There was little question that James Dellavecchia would spend his remaining years behind bars for the death of his neighbor Scott Robins, since his first-degree murder conviction carried a mandatory life sentence.

But on Tuesday, a Delaware County judge took another step to ensure that the 73-year-old Ridley Township man would die in prison for what he called a "cold-blooded murder" by adding seven to 14 years more time on additional charges.

"What this does ... is triple-guarantee, no matter what, he will never be paroled," said Judge Michael F.X. Coll.

Police had fielded calls from Dellavecchia for months about loud music and noise from his neighbor while Robins was building a shed. Robins had the necessary permits and was building during approved hours.

It was before dawn on Oct. 10, 2011, when Dellavecchia lay in wait for Robins to leave for work.
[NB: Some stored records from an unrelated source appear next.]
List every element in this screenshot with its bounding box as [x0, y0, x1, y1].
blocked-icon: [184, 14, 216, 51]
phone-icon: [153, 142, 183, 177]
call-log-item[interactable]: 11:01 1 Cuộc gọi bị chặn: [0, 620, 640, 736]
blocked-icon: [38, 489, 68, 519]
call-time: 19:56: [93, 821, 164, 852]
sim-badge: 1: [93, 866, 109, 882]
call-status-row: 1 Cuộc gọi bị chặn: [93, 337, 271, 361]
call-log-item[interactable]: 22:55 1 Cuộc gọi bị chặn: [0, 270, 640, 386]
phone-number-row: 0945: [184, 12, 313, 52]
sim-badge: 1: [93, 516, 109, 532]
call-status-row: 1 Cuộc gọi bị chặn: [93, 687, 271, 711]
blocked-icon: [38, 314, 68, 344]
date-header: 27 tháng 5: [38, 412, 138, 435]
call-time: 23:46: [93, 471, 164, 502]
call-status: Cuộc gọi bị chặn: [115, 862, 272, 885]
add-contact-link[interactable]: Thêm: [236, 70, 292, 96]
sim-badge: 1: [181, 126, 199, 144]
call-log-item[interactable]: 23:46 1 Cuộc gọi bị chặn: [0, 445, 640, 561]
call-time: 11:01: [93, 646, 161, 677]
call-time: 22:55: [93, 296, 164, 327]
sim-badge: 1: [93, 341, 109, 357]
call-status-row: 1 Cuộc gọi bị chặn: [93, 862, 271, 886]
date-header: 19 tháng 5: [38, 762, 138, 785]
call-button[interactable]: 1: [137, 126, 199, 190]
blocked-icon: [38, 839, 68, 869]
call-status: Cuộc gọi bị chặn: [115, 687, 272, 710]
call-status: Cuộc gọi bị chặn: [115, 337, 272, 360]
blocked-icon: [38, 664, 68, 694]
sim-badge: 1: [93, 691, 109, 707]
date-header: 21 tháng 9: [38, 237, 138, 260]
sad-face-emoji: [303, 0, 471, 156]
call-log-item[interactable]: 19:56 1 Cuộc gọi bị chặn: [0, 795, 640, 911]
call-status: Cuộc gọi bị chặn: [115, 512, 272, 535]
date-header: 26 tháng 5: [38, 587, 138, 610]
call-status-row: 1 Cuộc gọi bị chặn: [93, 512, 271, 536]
He stepped out and began firing a .40-caliber semiautomatic Ruger, hitting Robins four times.

Kristen Snow, Robins' stepdaughter, was wounded when she came out to check on her father. As she lay bleeding on the front lawn, Dellavecchia stood over her and pointed a gun at her head.
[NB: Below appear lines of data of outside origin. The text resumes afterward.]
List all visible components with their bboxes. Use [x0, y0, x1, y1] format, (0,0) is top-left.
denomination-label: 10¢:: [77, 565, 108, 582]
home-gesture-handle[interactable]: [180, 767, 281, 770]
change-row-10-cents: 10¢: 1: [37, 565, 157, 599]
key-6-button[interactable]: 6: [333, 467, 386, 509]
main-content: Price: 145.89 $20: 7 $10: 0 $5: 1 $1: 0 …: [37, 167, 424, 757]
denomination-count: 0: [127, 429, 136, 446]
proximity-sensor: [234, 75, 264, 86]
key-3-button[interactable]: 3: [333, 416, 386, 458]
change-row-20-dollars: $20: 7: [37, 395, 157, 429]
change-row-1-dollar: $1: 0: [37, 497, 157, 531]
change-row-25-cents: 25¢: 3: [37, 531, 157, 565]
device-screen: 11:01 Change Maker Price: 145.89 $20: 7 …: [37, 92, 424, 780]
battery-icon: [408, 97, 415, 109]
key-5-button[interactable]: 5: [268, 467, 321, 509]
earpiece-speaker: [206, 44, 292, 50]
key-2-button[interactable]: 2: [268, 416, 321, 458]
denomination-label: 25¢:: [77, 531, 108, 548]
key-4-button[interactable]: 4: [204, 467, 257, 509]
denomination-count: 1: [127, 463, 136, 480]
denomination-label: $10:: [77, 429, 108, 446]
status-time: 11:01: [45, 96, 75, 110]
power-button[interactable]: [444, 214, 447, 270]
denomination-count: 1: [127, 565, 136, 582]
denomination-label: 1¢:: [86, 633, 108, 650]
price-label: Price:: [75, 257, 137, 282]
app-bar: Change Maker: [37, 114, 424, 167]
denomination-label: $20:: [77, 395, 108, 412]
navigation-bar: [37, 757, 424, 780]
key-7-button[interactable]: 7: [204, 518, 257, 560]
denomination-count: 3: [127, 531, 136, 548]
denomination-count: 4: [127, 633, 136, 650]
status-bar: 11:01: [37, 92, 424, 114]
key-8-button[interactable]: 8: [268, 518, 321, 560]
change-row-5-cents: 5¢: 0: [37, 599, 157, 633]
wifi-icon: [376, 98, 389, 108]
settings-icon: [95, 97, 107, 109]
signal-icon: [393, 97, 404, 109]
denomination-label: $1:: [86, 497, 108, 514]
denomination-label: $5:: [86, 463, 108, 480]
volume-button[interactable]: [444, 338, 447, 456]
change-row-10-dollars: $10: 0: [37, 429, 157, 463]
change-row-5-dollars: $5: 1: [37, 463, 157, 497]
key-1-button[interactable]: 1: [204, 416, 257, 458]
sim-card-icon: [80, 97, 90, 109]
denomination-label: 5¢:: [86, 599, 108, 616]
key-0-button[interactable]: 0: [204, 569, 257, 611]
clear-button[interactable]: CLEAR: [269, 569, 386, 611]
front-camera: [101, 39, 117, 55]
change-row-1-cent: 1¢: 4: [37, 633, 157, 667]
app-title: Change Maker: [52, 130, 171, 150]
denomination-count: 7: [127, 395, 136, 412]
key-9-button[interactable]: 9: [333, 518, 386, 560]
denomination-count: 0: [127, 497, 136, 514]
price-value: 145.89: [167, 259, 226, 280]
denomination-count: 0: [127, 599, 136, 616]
Robins' coworker at Metropolitan Fire Protection Co., Richard Wallace, was waiting in a van and was able to escape unharmed even after Dellavecchia shot at him as he ran.

In all, 13 shots were fired.

After the shooting, Dellavecchia went back into his house to shower, where he was arrested by police who had been tipped off by Robins as he lay dying.

"Dellavecchia did it," Robins said.

Coll said that statement was instrumental in convicting Dellavecchia.

Without the statement, "this defendant would have gotten away with murder," Coll said.

On Tuesday, Snow did not waiver as she made her way up to speak before the court, steadying herself with a cane.

"This man has made these last 14 months of my young adult life a living hell," the 23-year-old Ridley Township woman said. She detailed the 16 surgeries that have left her scarred, in pain, and with permanent damage to a leg and intestines. Snow, who once worked three jobs, said she may never be able to have children or lift them if she does.

Her father, she said, will never be able to give her a hug, tell her how proud he was of her, or walk her down the aisle.

Snow, facing further surgeries for her wounds, had one last remark for the defendant.

"Mr. Dellavecchia, hope you like your new neighbors," she said.

Dellavecchia's attorney said he would appeal.